Distribution of coenzyme Q homologues in brain.

Abstract

Ubiquinone (coenzyme Q10), in addition to its function as an electron and proton carrier in mitochondrial electron transport coupled to ATP synthesis, acts in its reduced form (ubiquinol) as an antioxidant, inhibiting lipid peroxidation in biological membranes and protecting mitochondrial inner-membrane proteins and DNA against oxidative damage accompanying lipid peroxidation. Tissue ubiquinone levels are subject to regulation by physiological factors that are related to the oxidative activity of the organism: they increase under the influence of oxidative stress, e.g. physical exercise, cold adaptation, thyroid hormone treatment, and decrease during aging. In the present study, coenzyme Q homologues were separated and quantified in the brains of mice, rats, rabbits, and chickens using high-performance liquid chromatography. In addition, the coenzyme Q homologues were measured in cells such as NG-108, PC-12, rat fetal brain cells and human SHSY-5Y and monocytes. In general, Q1 content was the lowest among the coenzyme homologues quantified in the brain.

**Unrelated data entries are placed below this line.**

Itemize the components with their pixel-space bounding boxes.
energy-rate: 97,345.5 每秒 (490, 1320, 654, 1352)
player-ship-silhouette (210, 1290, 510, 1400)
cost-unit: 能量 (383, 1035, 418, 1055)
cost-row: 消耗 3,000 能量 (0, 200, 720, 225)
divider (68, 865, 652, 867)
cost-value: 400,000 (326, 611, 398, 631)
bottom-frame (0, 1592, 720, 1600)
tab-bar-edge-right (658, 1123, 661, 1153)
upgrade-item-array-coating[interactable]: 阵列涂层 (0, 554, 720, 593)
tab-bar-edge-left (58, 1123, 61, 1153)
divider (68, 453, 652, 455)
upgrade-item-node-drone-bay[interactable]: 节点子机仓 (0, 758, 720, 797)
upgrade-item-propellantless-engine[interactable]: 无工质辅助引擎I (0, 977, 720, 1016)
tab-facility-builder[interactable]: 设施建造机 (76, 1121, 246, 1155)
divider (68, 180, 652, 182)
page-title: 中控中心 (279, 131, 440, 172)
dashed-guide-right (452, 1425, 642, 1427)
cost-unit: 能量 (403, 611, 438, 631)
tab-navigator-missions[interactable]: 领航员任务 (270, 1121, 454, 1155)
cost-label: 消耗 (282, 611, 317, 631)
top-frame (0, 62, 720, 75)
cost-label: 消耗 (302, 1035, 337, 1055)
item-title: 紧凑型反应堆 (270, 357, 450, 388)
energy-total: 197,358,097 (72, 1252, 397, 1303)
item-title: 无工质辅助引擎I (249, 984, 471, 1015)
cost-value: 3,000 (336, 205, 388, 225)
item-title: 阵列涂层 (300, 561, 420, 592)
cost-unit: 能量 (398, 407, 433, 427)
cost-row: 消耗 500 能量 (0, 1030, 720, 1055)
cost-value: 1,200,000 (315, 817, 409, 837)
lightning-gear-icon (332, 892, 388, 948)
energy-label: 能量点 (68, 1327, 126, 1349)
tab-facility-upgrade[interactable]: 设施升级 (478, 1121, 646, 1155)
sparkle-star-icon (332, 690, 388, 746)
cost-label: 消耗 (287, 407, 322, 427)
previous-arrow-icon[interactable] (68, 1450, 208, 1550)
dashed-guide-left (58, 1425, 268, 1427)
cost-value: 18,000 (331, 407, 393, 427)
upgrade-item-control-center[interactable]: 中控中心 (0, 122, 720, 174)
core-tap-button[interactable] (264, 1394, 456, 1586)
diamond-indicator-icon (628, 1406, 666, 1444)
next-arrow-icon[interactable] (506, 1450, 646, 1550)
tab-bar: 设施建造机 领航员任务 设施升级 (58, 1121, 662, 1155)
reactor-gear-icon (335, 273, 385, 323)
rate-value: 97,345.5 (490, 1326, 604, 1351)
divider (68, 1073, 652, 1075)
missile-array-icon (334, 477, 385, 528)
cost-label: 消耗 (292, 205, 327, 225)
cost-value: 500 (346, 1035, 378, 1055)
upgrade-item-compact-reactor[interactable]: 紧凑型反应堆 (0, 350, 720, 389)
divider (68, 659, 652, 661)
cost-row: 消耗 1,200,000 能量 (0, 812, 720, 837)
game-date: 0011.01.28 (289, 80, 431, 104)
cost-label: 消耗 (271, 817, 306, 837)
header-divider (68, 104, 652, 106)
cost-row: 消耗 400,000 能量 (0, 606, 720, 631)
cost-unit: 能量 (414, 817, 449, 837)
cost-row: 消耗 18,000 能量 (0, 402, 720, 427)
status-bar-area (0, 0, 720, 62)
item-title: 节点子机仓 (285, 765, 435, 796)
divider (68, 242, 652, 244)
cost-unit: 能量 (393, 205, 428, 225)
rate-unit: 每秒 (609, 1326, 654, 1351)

Q9 was not detectable in the brains of chickens and rabbits, but was present in the brains of rats and mice. Q9 was also not detected in human cell lines SHSY-5Y and monocytes. Q10 was detected in the brains of mice, rats, rabbits, and chickens and in cell lines. Since both coenzyme Q and vitamin E are antioxidants, and coenzyme Q recycles vitamins E and C, vitamin E was also quantified in mice brain using HPLC-electrochemical detector (ECD). The quantity of vitamin E was lowest in the substantia nigra compared with the other brain regions. This finding is crucial in elucidating ubiquinone function in bioenergetics; in preventing free radical generation, lipid peroxidation, and apoptosis in the brain; and as a potential compound in treating various neurodegenerative disorders.